Inhibition of sodium channels in acutely isolated hippocampal neurons by scorpion venom heat resistant protein.
- Author:
Xiao-Yun ZHANG
1
;
Yue WANG
;
Jian ZHANG
;
Jing-Yu WANG
;
Jie ZHAO
;
Wan-Qin ZHANG
;
Shao LI
Author Information
1. Department of Physiology, Institute of Brain Disorder, Dalian Medical University, Dalian 116027, China.

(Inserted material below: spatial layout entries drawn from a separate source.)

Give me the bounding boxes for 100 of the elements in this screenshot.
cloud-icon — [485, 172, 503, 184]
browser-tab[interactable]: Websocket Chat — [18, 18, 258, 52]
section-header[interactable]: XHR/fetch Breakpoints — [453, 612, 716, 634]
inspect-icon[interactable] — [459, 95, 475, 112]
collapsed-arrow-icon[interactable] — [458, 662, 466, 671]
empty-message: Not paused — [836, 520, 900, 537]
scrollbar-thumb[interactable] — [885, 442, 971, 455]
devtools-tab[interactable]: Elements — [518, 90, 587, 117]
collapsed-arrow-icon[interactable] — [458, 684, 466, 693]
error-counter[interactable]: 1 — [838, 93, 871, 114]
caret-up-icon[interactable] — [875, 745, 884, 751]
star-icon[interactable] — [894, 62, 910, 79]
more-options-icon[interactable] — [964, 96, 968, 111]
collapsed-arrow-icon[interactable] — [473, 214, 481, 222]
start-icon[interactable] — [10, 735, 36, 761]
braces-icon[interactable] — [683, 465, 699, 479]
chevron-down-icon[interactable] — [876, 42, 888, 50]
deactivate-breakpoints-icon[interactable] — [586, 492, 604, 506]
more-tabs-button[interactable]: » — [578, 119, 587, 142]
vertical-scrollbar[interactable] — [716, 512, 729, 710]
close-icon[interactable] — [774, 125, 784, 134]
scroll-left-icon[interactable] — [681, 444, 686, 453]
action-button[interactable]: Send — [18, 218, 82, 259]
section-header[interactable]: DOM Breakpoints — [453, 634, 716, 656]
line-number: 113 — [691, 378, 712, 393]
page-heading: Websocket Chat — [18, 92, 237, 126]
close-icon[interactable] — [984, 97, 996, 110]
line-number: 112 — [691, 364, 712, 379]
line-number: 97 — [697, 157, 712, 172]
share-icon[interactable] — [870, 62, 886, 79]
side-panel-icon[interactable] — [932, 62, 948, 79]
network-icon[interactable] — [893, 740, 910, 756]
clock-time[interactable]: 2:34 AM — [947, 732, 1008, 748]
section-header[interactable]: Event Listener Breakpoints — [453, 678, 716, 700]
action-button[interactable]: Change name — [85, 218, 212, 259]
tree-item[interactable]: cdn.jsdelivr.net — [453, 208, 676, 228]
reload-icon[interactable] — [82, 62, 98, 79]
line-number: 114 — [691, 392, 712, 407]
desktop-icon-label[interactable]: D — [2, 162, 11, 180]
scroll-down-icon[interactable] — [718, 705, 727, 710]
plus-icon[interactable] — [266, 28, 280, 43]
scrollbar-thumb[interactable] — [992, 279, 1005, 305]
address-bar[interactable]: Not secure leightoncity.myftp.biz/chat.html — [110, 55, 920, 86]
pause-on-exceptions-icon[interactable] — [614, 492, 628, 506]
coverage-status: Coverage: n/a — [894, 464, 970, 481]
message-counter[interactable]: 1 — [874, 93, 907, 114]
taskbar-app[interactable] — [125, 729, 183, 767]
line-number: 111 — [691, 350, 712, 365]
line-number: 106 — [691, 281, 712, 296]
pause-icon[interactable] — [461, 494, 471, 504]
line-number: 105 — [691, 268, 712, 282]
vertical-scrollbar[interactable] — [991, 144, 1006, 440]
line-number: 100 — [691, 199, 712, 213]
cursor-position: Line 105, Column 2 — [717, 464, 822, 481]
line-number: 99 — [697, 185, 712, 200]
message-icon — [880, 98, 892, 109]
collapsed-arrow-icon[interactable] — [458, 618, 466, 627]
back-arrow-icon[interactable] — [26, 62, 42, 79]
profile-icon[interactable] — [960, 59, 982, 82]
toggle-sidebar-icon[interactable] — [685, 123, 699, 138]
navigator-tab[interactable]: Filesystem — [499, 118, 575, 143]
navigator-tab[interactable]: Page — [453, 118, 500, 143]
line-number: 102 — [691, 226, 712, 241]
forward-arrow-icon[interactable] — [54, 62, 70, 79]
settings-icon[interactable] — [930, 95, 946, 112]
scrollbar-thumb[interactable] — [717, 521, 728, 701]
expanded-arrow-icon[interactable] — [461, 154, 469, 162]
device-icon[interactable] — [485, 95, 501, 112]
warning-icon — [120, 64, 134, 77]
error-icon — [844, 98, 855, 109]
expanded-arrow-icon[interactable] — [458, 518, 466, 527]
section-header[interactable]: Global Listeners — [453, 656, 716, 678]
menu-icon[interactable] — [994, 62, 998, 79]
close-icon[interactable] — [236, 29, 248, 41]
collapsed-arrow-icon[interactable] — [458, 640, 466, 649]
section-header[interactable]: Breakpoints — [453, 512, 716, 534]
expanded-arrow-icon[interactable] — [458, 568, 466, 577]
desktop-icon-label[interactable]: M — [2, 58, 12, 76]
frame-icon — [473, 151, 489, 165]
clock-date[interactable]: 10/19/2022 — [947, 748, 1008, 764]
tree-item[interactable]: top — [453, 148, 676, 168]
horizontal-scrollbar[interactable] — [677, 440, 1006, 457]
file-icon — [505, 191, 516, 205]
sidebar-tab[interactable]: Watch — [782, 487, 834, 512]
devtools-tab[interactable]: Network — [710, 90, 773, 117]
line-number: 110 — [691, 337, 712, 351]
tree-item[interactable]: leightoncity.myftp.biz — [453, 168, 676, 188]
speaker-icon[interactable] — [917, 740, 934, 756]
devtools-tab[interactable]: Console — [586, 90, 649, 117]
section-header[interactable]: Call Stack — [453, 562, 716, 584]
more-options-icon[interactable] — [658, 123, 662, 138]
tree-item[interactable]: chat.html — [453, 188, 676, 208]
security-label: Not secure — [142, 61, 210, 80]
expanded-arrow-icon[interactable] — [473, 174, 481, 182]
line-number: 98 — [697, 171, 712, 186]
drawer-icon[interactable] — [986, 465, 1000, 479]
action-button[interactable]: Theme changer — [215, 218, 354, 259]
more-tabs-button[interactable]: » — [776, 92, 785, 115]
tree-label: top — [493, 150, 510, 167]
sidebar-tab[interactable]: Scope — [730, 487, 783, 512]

- Publication Type:Journal Article
- MeSH:
Animals;
Dose-Response Relationship, Drug;
Female;
Hippocampus;
drug effects;
physiology;
In Vitro Techniques;
Male;
Patch-Clamp Techniques;
Rats;
Rats, Sprague-Dawley;
Scorpion Venoms;
pharmacology;
Sodium Channel Blockers;
pharmacology;
Tetrodotoxin;
pharmacology
- From:
Acta Physiologica Sinica
2007;59(3):278-284
- CountryChina
- Language:Chinese
-
Abstract:
The effects of scorpion venom heat resistant protein (SVHRP) on sodium channel were studied in freshly isolated hippocampal neurons in rat using the whole-cell patch-clamp technique. The results indicated that tetrodotoxin-sensitive voltage-dependent sodium current in hippocampal neurons was inhibited by SVHRP in a dose-dependent manner. The half-inhibition concentration (IC(50)) was (0.0034+/-0.0004) microg/mL, Hill constant (n) was 0.4361+/-0.0318. After SVHRP application, a clear shift of the activation curve of Na(+) channel was shown towards more depolarized potential, resulting in channel opening at more positive membrane potentials. In the presence of 0.1 mug/mL SVHRP, the voltage for half-activation (V(1/2)) and the slope factor of the activation curve were (-23.96+/-0.41) mV and 3.73+/-0.08 (n=8, P<0.05) compared with the control recordings of (-34.38+/-0.62) mV and 4.52+/-0.52 (n=16), respectively. Averaged and normalized curve of steady-state inactivation of Na(+) channel was shifted towards negative potential after treatment of 0.1 and 0.01 mug/mL SVHRP. In the presence of 0.1 mug/mL SVHRP, the voltage for half-inactivation (V(1/2)) and the slope factor determined by a sigmoid fit of the inactivation curve were (-50.69+/-2.55) mV (n=8, P<0.01) and 5.49+/-0.72 (n=8, P<0.05) compared with the control recordings of (-32.60+/-1.52) mV and 6.73+/-0.51 (n=16), respectively. These results suggest that SVHRP blocks the voltage-dependent sodium currents and alters the sodium channel kinetics to decrease the excitability of neurons. This might be an interpretation for the antiepileptic effects of SVHRP.